In reality RFRA is nothing like what its critics claim. Indiana University law professor David Orentlicher observed that it was “designed to protect religious practice from discrimination by government.” Orentlicher, a Democrat, is himself a former Indiana state representative and currently a candidate for Congress. Law professor Douglas Laycock, who helped write the federal RFRA law, notes that religious freedom laws are mostly used for a wide range of reasons including “churches feeding the homeless” and “Muslim women wearing scarves or veils.”
“They’re about Amish buggies. They’re about Sabbath observers,” he said.
RFRA neither intends to nor enables the wholesale denial of LGBT rights and does nothing to permit or promote discrimination against LGBT individuals as individuals in the marketplace. In fact, its critics are using it as a smokescreen to conceal their own wholesale rejection of fundamental constitutional and religious principles, including religious liberty. The real, underlying issue that prompted such fury against Pence is that the RFRA may, depending on how the courts rule, permit individuals and businesses to adhere to their religious beliefs on how to define marriage. Supporters of RFRA believe in the classic liberal idea that government should not compel citizens to abandon the free exercise of their religious beliefs in the public square.

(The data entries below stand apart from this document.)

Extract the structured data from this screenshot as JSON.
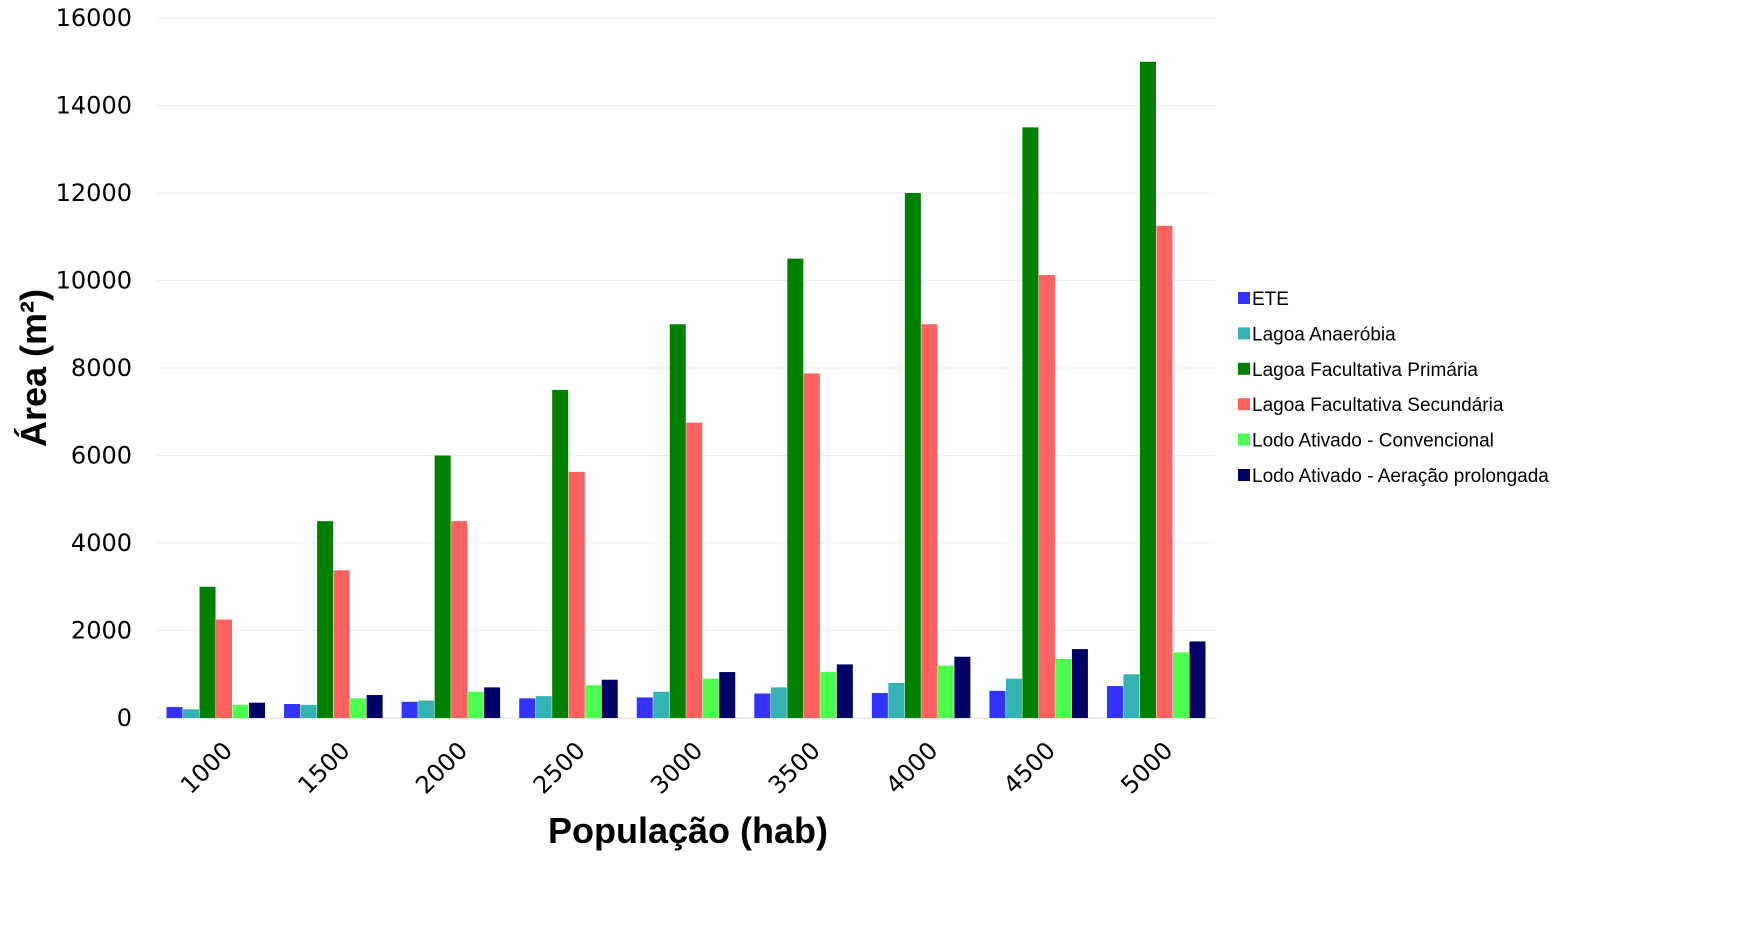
{
  "chart_data": {
    "type": "bar",
    "title": "",
    "xlabel": "População (hab)",
    "ylabel": "Área (m²)",
    "ylim": [
      0,
      16000
    ],
    "yticks": [
      0,
      2000,
      4000,
      6000,
      8000,
      10000,
      12000,
      14000,
      16000
    ],
    "grid": true,
    "legend_position": "right",
    "categories": [
      "1000",
      "1500",
      "2000",
      "2500",
      "3000",
      "3500",
      "4000",
      "4500",
      "5000"
    ],
    "series": [
      {
        "name": "ETE",
        "color": "#3333ff",
        "values": [
          250,
          320,
          370,
          450,
          470,
          560,
          570,
          620,
          730
        ]
      },
      {
        "name": "Lagoa Anaeróbia",
        "color": "#33b3b3",
        "values": [
          200,
          300,
          400,
          500,
          600,
          700,
          800,
          900,
          1000
        ]
      },
      {
        "name": "Lagoa Facultativa Primária",
        "color": "#008000",
        "values": [
          3000,
          4500,
          6000,
          7500,
          9000,
          10500,
          12000,
          13500,
          15000
        ]
      },
      {
        "name": "Lagoa Facultativa Secundária",
        "color": "#ff6060",
        "values": [
          2250,
          3375,
          4500,
          5625,
          6750,
          7875,
          9000,
          10125,
          11250
        ]
      },
      {
        "name": "Lodo Ativado - Convencional",
        "color": "#4dff4d",
        "values": [
          300,
          450,
          600,
          750,
          900,
          1050,
          1200,
          1350,
          1500
        ]
      },
      {
        "name": "Lodo Ativado - Aeração prolongada",
        "color": "#000066",
        "values": [
          350,
          525,
          700,
          875,
          1050,
          1225,
          1400,
          1575,
          1750
        ]
      }
    ]
  }
}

It is ironic that an evangelical Christian politician who has demonstrated tenacious support for the Jewish state of Israel, who advocates aggressively for religious liberty, and who supports the practice of traditional Jewish values has been so demonized by individuals and groups claiming to represent Judaism.
Elliot Bartky, Ph.D., and Allon Friedman, M.D., are the president and vice president, respectively, of the Jewish American Affairs Committee of Indiana. Bartkey is associate professor of political science at Indiana University-Purdue University, Fort Wayne. Friedman is associate professor of medicine at the Indiana University.